Friday, August 5, 2011

Zhan Zhuang for stroke patients

Recently I had an opportunity of visiting the physiotherapy department of a local public hospital in Hong Kong. The department looked like a big gym with many patients busily doing whatever they had to do with the help of the therapists and their assistants. What impressed me most was this special bed on which a stroke patient was tied and the bed slow raised him up until he was in an upright standing position.

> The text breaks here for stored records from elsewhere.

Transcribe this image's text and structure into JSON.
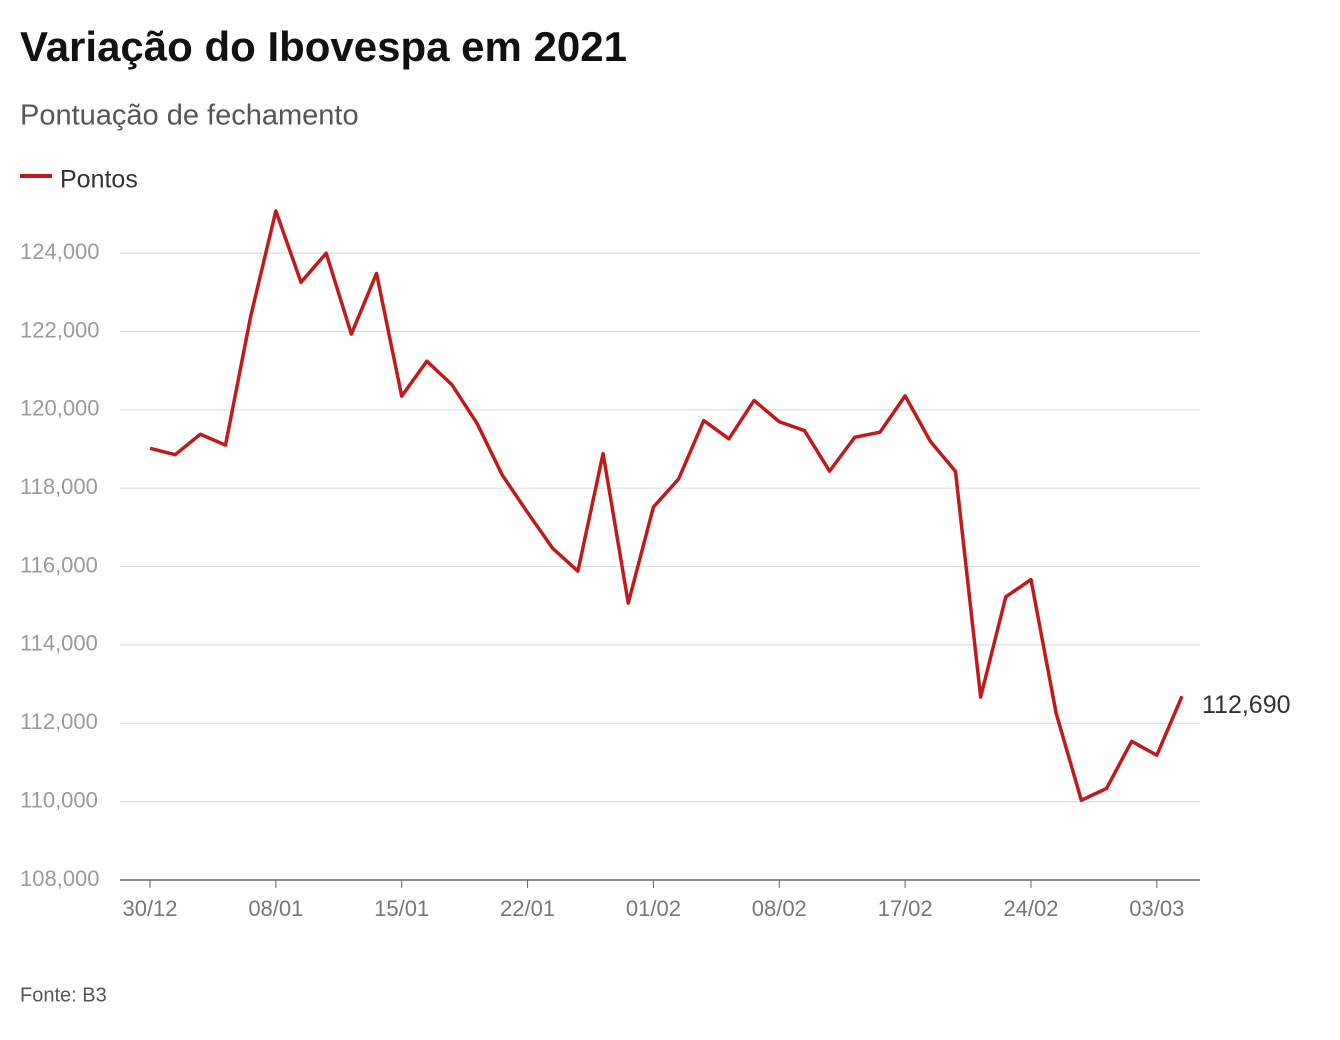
{
  "chart_data": {
    "type": "line",
    "title": "Variação do Ibovespa em 2021",
    "subtitle": "Pontuação de fechamento",
    "source": "Fonte: B3",
    "categories": [
      "30/12",
      null,
      null,
      null,
      null,
      "08/01",
      null,
      null,
      null,
      null,
      "15/01",
      null,
      null,
      null,
      null,
      "22/01",
      null,
      null,
      null,
      null,
      "01/02",
      null,
      null,
      null,
      null,
      "08/02",
      null,
      null,
      null,
      null,
      "17/02",
      null,
      null,
      null,
      null,
      "24/02",
      null,
      null,
      null,
      null,
      "03/03",
      null
    ],
    "series": [
      {
        "name": "Pontos",
        "color": "#c01a1a",
        "values": [
          119017,
          118855,
          119376,
          119100,
          122386,
          125077,
          123255,
          123998,
          121933,
          123480,
          120349,
          121242,
          120636,
          119646,
          118329,
          117381,
          116464,
          115882,
          118883,
          115068,
          117518,
          118234,
          119725,
          119261,
          120240,
          119696,
          119471,
          118435,
          119300,
          119429,
          120356,
          119199,
          118430,
          112668,
          115227,
          115668,
          112256,
          110035,
          110335,
          111540,
          111184,
          112690
        ],
        "value_labels": [
          null,
          null,
          null,
          null,
          null,
          null,
          null,
          null,
          null,
          null,
          null,
          null,
          null,
          null,
          null,
          null,
          null,
          null,
          null,
          null,
          null,
          null,
          null,
          null,
          null,
          null,
          null,
          null,
          null,
          null,
          null,
          null,
          null,
          null,
          null,
          null,
          null,
          null,
          null,
          null,
          null,
          "112,690"
        ]
      }
    ],
    "ylim": [
      108000,
      125100
    ],
    "yticks": [
      {
        "value": 108000,
        "label": "108,000"
      },
      {
        "value": 110000,
        "label": "110,000"
      },
      {
        "value": 112000,
        "label": "112,000"
      },
      {
        "value": 114000,
        "label": "114,000"
      },
      {
        "value": 116000,
        "label": "116,000"
      },
      {
        "value": 118000,
        "label": "118,000"
      },
      {
        "value": 120000,
        "label": "120,000"
      },
      {
        "value": 122000,
        "label": "122,000"
      },
      {
        "value": 124000,
        "label": "124,000"
      }
    ],
    "grid": true
  }
}
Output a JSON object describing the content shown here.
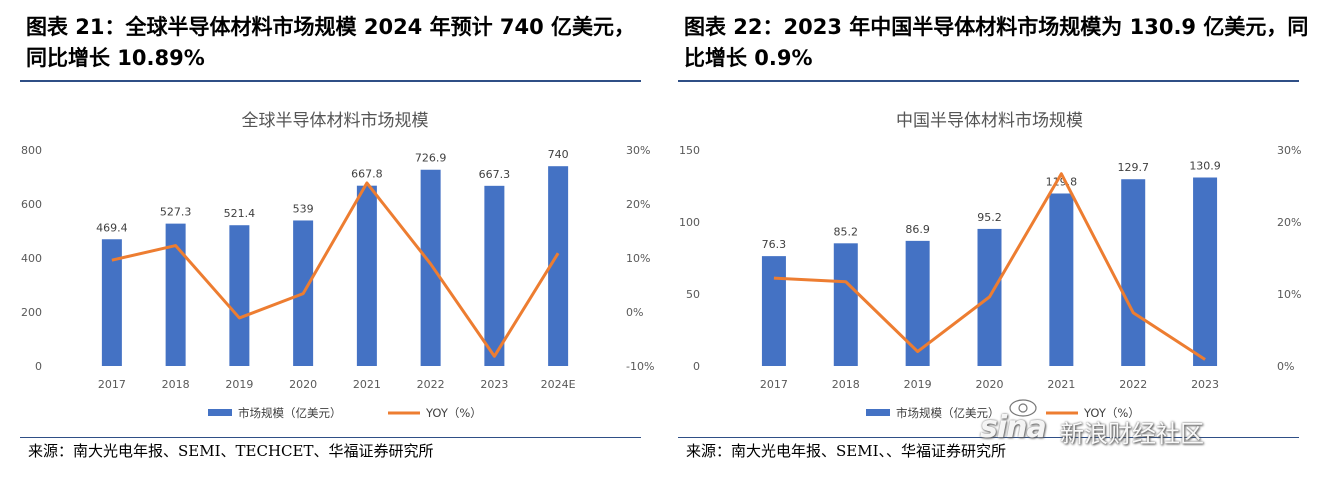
{
  "figures": [
    {
      "title": "图表 21：全球半导体材料市场规模 2024 年预计 740 亿美元，同比增长 10.89%",
      "source": "来源：南大光电年报、SEMI、TECHCET、华福证券研究所"
    },
    {
      "title": "图表 22：2023 年中国半导体材料市场规模为 130.9 亿美元，同比增长 0.9%",
      "source": "来源：南大光电年报、SEMI、、华福证券研究所"
    }
  ],
  "chart_data": [
    {
      "type": "bar",
      "title": "全球半导体材料市场规模",
      "categories": [
        "2017",
        "2018",
        "2019",
        "2020",
        "2021",
        "2022",
        "2023",
        "2024E"
      ],
      "series": [
        {
          "name": "市场规模（亿美元）",
          "type": "bar",
          "axis": "left",
          "values": [
            469.4,
            527.3,
            521.4,
            539,
            667.8,
            726.9,
            667.3,
            740
          ]
        },
        {
          "name": "YOY（%）",
          "type": "line",
          "axis": "right",
          "values": [
            9.6,
            12.3,
            -1.1,
            3.4,
            23.9,
            8.9,
            -8.2,
            10.89
          ]
        }
      ],
      "y_left": {
        "min": 0,
        "max": 800,
        "ticks": [
          "0",
          "200",
          "400",
          "600",
          "800"
        ]
      },
      "y_right": {
        "min": -10,
        "max": 30,
        "ticks": [
          "-10%",
          "0%",
          "10%",
          "20%",
          "30%"
        ]
      },
      "data_labels": [
        "469.4",
        "527.3",
        "521.4",
        "539",
        "667.8",
        "726.9",
        "667.3",
        "740"
      ],
      "legend_position": "bottom",
      "grid": false
    },
    {
      "type": "bar",
      "title": "中国半导体材料市场规模",
      "categories": [
        "2017",
        "2018",
        "2019",
        "2020",
        "2021",
        "2022",
        "2023"
      ],
      "series": [
        {
          "name": "市场规模（亿美元）",
          "type": "bar",
          "axis": "left",
          "values": [
            76.3,
            85.2,
            86.9,
            95.2,
            119.8,
            129.7,
            130.9
          ]
        },
        {
          "name": "YOY（%）",
          "type": "line",
          "axis": "right",
          "values": [
            12.2,
            11.7,
            2.0,
            9.6,
            26.7,
            7.4,
            0.9
          ]
        }
      ],
      "y_left": {
        "min": 0,
        "max": 150,
        "ticks": [
          "0",
          "50",
          "100",
          "150"
        ]
      },
      "y_right": {
        "min": 0,
        "max": 30,
        "ticks": [
          "0%",
          "10%",
          "20%",
          "30%"
        ]
      },
      "data_labels": [
        "76.3",
        "85.2",
        "86.9",
        "95.2",
        "119.8",
        "129.7",
        "130.9"
      ],
      "legend_position": "bottom",
      "grid": false
    }
  ],
  "colors": {
    "bar": "#4472C4",
    "line": "#ED7D31",
    "rule": "#2f4f86"
  },
  "watermark": {
    "logo": "sina",
    "text": "新浪财经社区"
  }
}
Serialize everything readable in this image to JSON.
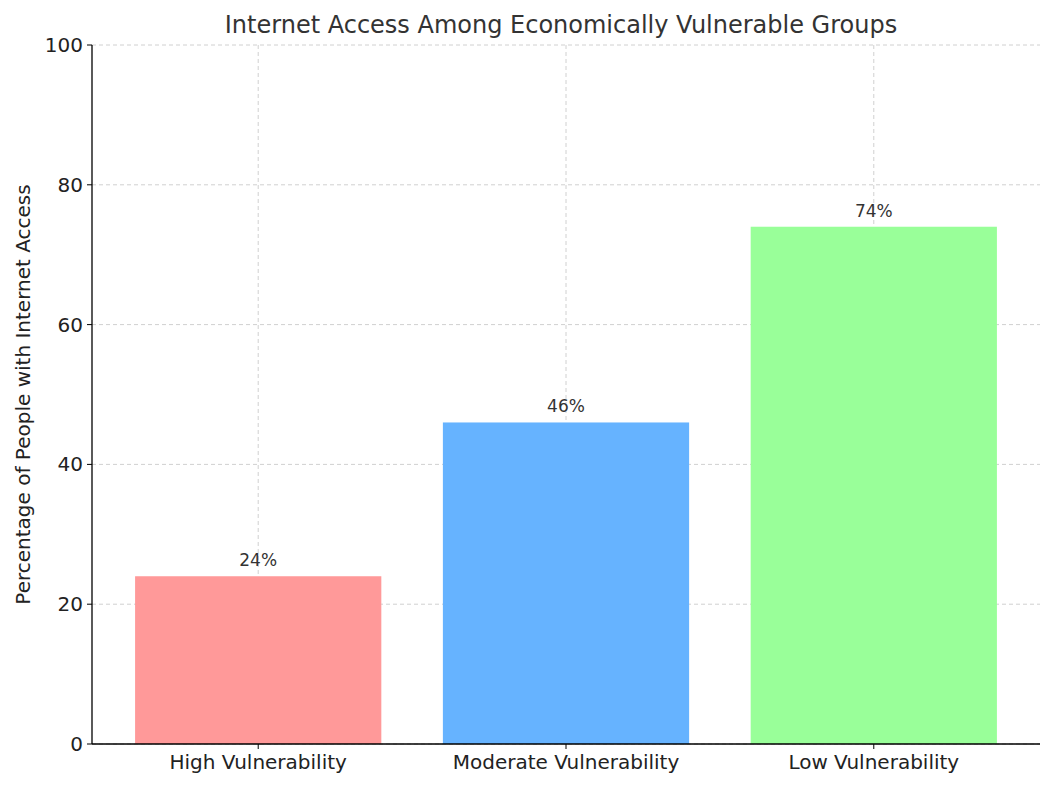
{
  "chart_data": {
    "type": "bar",
    "title": "Internet Access Among Economically Vulnerable Groups",
    "y_label": "Percentage of People with Internet Access",
    "categories": [
      "High Vulnerability",
      "Moderate Vulnerability",
      "Low Vulnerability"
    ],
    "values": [
      24,
      46,
      74
    ],
    "value_labels": [
      "24%",
      "46%",
      "74%"
    ],
    "colors": [
      "#ff9999",
      "#66b3ff",
      "#99ff99"
    ],
    "ylim": [
      0,
      100
    ],
    "yticks": [
      0,
      20,
      40,
      60,
      80,
      100
    ],
    "grid": true,
    "data_labels": true
  }
}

The stoke patient had his onset just a few days ago totally paralyzing his left side. The attending physiotherapist said the patient would do some special hand exercise, sitting posture in addition to this stand-up exercise. The only instruction by the physiotherapist was for the patient to hold his head upright: don't fall forward, and don't fall backward, i.e. hold it in dynamic equilibrium at the centre. I saw the patient only able to hold this position for some five minutes. And the therapist accepted his effort. In other words, it took all the trouble to set up the stand-up exercise for just five minutes of exercise! Well, it got to deliver good results, otherwise why bothered?

And it does. What the stroke person did was essentially zhan zhuang. And what the patient was required to do is exactly the same as an important Tai-chi essential: "Hanging head (頂頭懸)" - as if one were hanging by one's hairs or one's hand were trying to balance something heavy. It is an essential requirement for doing zhan zhuang and doing the tai-chi Form. For those practitioners who still can't get it, they may perhaps learn from the stroke patient and imagine themselves to be very weak and have to try every subtle effort and attention to keep their head upright: in dynamic equilibrium.